Marronnier classique, la question du poids des cartables est plus largement celle des formes d’usage du cartable dans le contexte scolaire. Il ne faut pas s’en tenir au poids, c’est trop simple, si l’on ne se demande pas ce que l’on met dans le cartable et pourquoi ; Peut-on comparer un cartable à un sac à main ? Oui et non, selon les usagers, mais non si l’on s’en tient aux prescriptions scolaires. Au vu des progrès technologiques actuelles on pourrait imaginer qu’il n’y ait plus de cartable mais simplement un smartphone dans la poche. Si l’on y regarde de plus près cette hypothèse pourrait, fonctionnellement, être acceptable. En effet, aujourd’hui un smartphone est suffisamment puissant pour rendre l’ensemble des services que l’on demande aux objets qui sont aujourd’hui dans les cartables.

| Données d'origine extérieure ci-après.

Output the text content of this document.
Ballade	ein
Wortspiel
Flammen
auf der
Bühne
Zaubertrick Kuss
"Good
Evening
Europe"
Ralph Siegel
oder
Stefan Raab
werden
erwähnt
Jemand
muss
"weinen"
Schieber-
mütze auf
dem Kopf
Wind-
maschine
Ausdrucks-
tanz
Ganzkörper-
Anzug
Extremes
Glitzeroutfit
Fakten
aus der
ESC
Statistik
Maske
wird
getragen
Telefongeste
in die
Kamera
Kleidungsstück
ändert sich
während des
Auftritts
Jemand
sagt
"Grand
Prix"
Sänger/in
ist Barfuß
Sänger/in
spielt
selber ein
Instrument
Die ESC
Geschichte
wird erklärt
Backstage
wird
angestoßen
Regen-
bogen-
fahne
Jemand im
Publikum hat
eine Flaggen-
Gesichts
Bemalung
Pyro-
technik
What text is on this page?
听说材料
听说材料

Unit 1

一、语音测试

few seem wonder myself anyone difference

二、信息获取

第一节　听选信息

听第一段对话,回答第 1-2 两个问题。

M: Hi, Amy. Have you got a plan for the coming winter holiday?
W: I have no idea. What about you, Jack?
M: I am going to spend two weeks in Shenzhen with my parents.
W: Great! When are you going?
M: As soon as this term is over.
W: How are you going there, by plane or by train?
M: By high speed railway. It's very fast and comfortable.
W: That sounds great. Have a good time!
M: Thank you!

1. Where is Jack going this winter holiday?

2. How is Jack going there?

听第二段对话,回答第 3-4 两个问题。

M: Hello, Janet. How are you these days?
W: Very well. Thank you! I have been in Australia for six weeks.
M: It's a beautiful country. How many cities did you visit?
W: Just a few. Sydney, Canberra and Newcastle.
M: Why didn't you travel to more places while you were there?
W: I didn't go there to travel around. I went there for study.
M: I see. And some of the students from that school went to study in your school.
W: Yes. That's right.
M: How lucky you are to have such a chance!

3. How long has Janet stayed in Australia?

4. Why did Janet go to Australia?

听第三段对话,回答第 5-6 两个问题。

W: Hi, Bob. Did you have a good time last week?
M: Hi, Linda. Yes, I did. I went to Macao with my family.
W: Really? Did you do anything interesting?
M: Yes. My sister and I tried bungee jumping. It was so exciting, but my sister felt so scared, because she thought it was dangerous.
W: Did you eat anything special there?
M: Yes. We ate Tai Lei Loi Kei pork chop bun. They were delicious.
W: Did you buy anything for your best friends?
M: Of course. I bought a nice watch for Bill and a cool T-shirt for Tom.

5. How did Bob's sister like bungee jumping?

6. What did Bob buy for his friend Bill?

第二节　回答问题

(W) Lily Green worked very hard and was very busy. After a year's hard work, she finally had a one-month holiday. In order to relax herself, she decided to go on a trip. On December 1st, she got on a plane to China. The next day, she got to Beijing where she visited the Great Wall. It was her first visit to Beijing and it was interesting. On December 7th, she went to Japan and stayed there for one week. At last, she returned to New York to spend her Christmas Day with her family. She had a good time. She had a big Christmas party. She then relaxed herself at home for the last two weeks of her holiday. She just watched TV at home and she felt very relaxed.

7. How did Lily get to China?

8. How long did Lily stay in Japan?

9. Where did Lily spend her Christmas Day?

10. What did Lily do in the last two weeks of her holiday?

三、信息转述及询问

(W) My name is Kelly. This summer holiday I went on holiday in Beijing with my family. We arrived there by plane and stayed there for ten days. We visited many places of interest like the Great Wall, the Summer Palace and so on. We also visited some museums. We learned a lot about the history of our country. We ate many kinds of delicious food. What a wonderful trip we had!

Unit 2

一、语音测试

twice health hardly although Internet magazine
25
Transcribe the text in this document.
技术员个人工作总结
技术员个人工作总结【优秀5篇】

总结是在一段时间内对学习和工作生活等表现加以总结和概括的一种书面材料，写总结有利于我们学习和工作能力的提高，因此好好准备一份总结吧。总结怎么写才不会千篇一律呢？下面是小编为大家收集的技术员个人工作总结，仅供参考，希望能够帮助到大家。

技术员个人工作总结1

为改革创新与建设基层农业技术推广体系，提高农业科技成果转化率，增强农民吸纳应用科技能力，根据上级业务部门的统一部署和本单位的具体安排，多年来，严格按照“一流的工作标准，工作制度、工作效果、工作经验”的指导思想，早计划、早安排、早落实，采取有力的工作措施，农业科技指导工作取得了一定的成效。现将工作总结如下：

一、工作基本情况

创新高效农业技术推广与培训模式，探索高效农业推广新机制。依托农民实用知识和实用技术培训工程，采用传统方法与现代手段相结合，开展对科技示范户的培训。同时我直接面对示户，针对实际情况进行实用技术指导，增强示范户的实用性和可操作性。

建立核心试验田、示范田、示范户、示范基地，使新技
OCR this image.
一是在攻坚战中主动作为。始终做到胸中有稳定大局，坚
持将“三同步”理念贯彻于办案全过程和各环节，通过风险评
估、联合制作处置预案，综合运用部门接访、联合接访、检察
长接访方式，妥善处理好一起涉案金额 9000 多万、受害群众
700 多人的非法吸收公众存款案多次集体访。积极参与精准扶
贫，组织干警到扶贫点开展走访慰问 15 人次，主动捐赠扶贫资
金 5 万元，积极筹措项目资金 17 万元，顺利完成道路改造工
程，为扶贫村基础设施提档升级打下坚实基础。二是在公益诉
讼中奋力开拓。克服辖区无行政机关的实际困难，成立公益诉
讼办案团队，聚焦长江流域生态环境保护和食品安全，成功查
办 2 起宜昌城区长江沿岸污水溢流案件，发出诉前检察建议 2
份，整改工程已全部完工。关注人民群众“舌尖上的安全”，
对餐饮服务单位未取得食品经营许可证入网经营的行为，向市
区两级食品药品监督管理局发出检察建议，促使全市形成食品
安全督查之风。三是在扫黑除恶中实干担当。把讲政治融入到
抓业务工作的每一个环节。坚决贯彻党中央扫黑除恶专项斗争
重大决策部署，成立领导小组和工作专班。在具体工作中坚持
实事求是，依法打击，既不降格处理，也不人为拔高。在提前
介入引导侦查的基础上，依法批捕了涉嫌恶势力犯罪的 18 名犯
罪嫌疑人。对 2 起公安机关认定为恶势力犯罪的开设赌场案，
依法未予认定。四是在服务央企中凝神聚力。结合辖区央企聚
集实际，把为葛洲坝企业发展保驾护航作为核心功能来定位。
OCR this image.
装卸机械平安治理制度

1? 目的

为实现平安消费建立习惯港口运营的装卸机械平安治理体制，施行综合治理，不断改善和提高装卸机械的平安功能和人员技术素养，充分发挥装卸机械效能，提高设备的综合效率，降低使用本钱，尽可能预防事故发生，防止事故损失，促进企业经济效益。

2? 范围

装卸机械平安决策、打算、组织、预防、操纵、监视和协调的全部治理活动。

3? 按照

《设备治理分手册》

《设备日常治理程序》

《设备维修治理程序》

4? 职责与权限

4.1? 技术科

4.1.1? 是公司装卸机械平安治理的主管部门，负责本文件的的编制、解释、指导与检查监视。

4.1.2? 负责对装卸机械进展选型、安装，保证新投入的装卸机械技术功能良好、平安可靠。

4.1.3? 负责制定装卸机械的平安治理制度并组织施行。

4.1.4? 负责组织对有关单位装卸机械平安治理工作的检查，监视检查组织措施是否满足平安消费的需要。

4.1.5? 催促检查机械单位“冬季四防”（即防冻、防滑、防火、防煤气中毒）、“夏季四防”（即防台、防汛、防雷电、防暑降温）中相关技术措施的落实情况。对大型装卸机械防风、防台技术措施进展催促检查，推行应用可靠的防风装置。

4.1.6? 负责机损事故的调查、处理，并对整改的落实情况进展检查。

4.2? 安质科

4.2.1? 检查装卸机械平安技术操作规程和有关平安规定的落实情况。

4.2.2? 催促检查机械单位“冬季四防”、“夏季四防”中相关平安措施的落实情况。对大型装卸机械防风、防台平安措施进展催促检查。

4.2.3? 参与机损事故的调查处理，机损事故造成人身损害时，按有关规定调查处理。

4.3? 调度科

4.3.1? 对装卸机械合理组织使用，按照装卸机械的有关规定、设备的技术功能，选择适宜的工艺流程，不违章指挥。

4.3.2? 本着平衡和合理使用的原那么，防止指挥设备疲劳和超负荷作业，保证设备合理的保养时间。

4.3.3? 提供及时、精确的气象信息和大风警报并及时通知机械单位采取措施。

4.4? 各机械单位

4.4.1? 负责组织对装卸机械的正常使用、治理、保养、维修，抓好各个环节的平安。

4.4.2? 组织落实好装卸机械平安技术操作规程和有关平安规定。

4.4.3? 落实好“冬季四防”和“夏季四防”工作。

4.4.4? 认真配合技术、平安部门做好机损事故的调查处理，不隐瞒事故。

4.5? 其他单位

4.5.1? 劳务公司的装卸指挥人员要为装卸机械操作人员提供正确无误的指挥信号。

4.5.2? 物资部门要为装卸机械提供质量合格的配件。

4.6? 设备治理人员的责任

Mais cette hypothèse du smartphone, voire de la tablette, ne tient pas. En tout cas pas en l’état actuel de l’environnement personnel et scolaire. Ni du côté des manuels scolaires, ni du côté des classeurs et autres cahiers, ni encore du côté du travail personnel de l’élève, les choses n’évoluent suffisamment pour que l’on dépasse ces impossibilités. Ajoutons à cela que dans l’imaginaire de l’école, le cartable est un « passeur », un lien, une sorte de continuité entre l’école et la maison. Il n’est pas innocent que les premiers essais d’Environnement Numérique de Travail se soient nommés « cartable numérique » (cf. l’expérience de la Savoie à la fin des années 1990). L’école embarque nombre de ces objets qui peuplent l’imaginaire collectif et construisent une image quasi immuable de l’école : blouse, craie, tableau, encrier jadis, désormais modernisés, mais pas vraiment remplacés. Ainsi le cartable serait irremplaçable. Imaginons une école ou un collège qui les bannirait, on aurait alors à construire de nouvelles manières de faire, en espérant que les moyens numériques feront autre chose que se substituer en les singeant les pratiques antérieures.
Révolution de l’écolier
Faut-il vider les cartables à l’entrée dans la classe ? Certains voient d’un bon œil cette idée qui reviendrait à vérifier que les élèves ont bien « ce qu’il faut » et surtout qu’ils ne cachent pas de smartphone ou téléphone (interdit au collège et à l’école primaire…). Ce qui est dans le cartable relève de l’autorité de l’école : c’est elle qui dit ce qu’il doit contenir. Armes, drogues, certains envisagent et réalisent depuis assez longtemps l’intervention policière pour effectuer cette tache de fouille. Mais où est l’école de la confiance ? Le cartable est aussi un sac à main, objet personnel et personnalisé. Quand un jeune, découvrant la tablette que voulait lui confier le collège, a demandé s’il pouvait personnaliser la page d’accueil, il ne faisait que prolonger ce que chacun de nous a fait jadis : personnaliser son cartable, ses livres, ses cahiers (parfois même les chaises et les tables confiées par l’école). Même si nombre de bons élèves résistent à cette personnalisation par crainte de l’autorité scolaire et parentale, nombreux sont ceux qui le font. Le cartable est, pour certains, un espace privé, personnalisé. Mais pour l’institution c’est un espace qui lui appartient et donc elle peut le fouiller. L’élève doit se plier à la forme scolaire.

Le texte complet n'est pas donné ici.